Ao atentarmos para o pensamento de Natorp, constatamos que este “ultrapassa o quadro do
método fixado por Cohen”. Sua filosofia está incumbida de “dar lugar à vida criadora na ação ética
bem como na produção estética, na práxis e na poiesis”. Acrescente-se a isso, o fato de Natorp
superar “os conceitos de Cohen ao substituir a correlação da objetividade e da subjetividade pela
duplicidade do ser e do sentido (Sein – Sinn)”, ao que isso implica no “ser tornando possível o
sentido, o qual é único a lhe conferir sua verdade”. Natorp defende que em Kant a subjetividade
“surge com a objetividade, numa estrita relação recíproca com esta, isto é, necessariamente a partir
de um fundamento que não deveria ser chamado nem objetivo nem subjetivo, mas que se situa além
(ou aquém) da diferença” (p. 201-202).
O que define a união das idéias de Cassirer com as de Natorp é que um orienta-se para uma
“filosofia do homem na Filosofia das Formas Simbólicas” e o outro numa “filosofia do 'Logos'”;
defendendo Cassirer que a “crítica da razão” deve se tornar “crítica da cultura”. Portanto,
deveremos considerar “as diferentes produções da cultura espíritual, a língua, o conhecimento
científico, o mito, a religião, que, uma vez reconhecidas todas as suas diferenças, tornam-se os
membros de um único conjunto problemático” e não, única e exclusivamente, “ao 'factum' das
ciências”. A conseqüência disso é que, “enquanto Natorp se orientava para o problema da relação
do ser e do sentido, Cassirer dirige-se para o da experiência e do sentido”, pois este pretende evitar
que sua “correlação se perca num empirismo desprovido de unidade”. Existe também uma outra
virada na Escola de Marburgo que é quando Cassirer introduz “o conceito hegeliano de 'mediação'”,
a partir do qual afirma que “não é na pura imediatidade 'passiva', mas em seu 'ato' que o espírito se
descobre a si próprio concomitantemente com a realidade”. (p. 202, 203, 205). O que enaltece “a
filosofia das formas simbólicas” na Escola de Marburgo é “o movimento do simbolismo, a
autopenetração do pensamento, captado em sua história”, assim como “a revelação das camadas que
fundam o saber, que as assume”, a qual, na concepção resumida de Cassirer, está mais para “uma
fenomenologia do conhecimento” do que para “uma metafísica” (p. 207).

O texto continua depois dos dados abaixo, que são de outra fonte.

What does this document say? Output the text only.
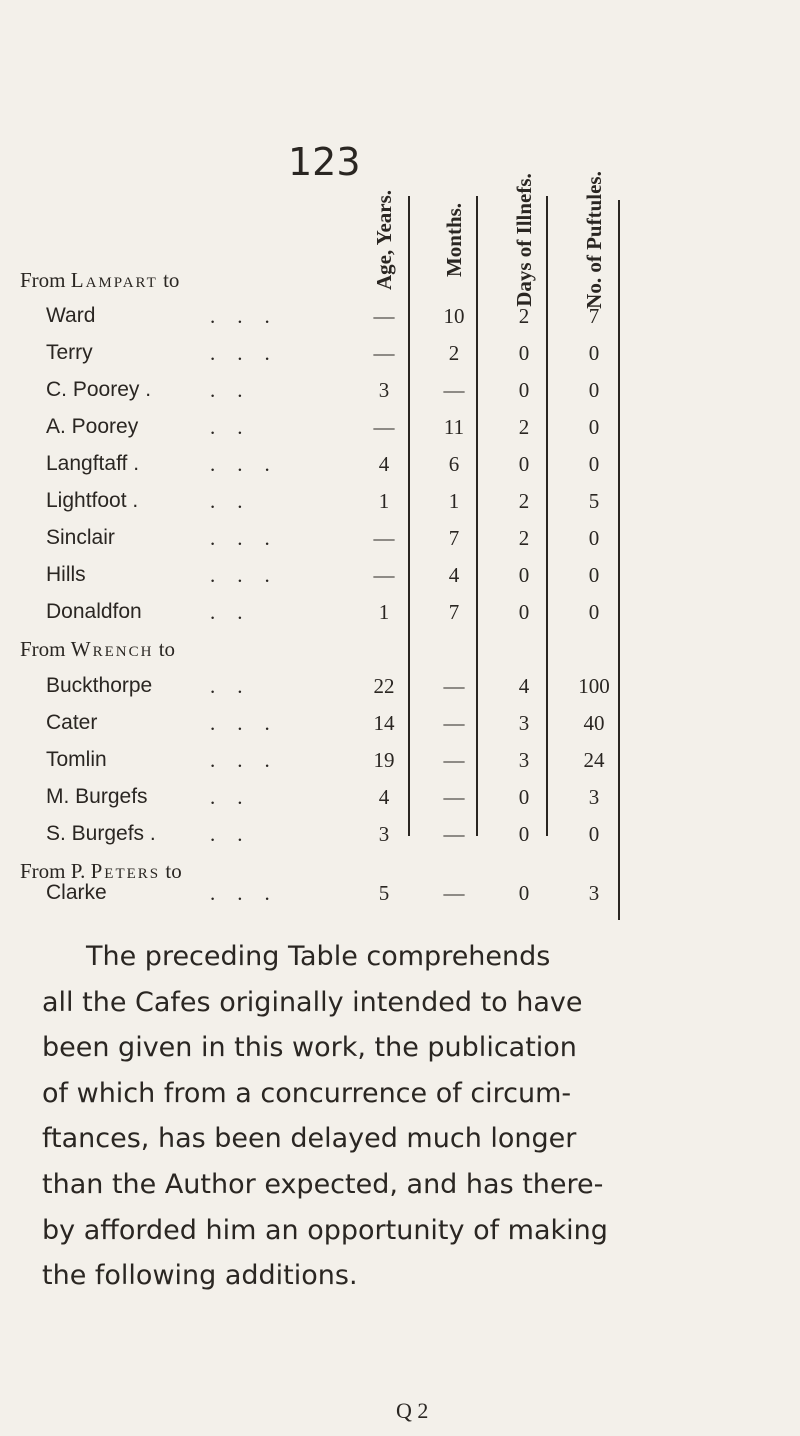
123
Age, Years. Months. Days of Illnefs. No. of Puftules.
From Lampart to
Ward	...	—	10	2	7
Terry	...	—	2	0	0
C. Poorey .	..	3	—	0	0
A. Poorey	..	—	11	2	0
Langftaff .	...	4	6	0	0
Lightfoot .	..	1	1	2	5
Sinclair	...	—	7	2	0
Hills	...	—	4	0	0
Donaldfon	..	1	7	0	0
From Wrench to
Buckthorpe	..	22	—	4	100
Cater	...	14	—	3	40
Tomlin	...	19	—	3	24
M. Burgefs	..	4	—	0	3
S. Burgefs .	..	3	—	0	0
From P. Peters to
Clarke	...	5	—	0	3
The preceding Table comprehends
all the Cafes originally intended to have
been given in this work, the publication
of which from a concurrence of circum-
ftances, has been delayed much longer
than the Author expected, and has there-
by afforded him an opportunity of making
the following additions.
Q 2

Tanto “a evolução das ciências” quanto “as crises políticas e morais” ajudaram a “precipitar
o desmembramento da Escola de Marburgo”, mas é preciso entender que enquanto essa situação se
mantivesse, “podia-se falar de equilíbrio e não de confusão”. Porém, o que transformou seu
equilíbrio em confusão foi sua ruptura; em virtude disso, não devemos afirmar que esse
desmembramento implique num “juízo negativo sobre a obra da Escola de Marburgo, pois a
filosofia moderna inteira se depara com ele”. Este é o histórico vivenciado pela Escola de
Marburgo, mas que influencia nosso percurso filosófico. (p. 208-209).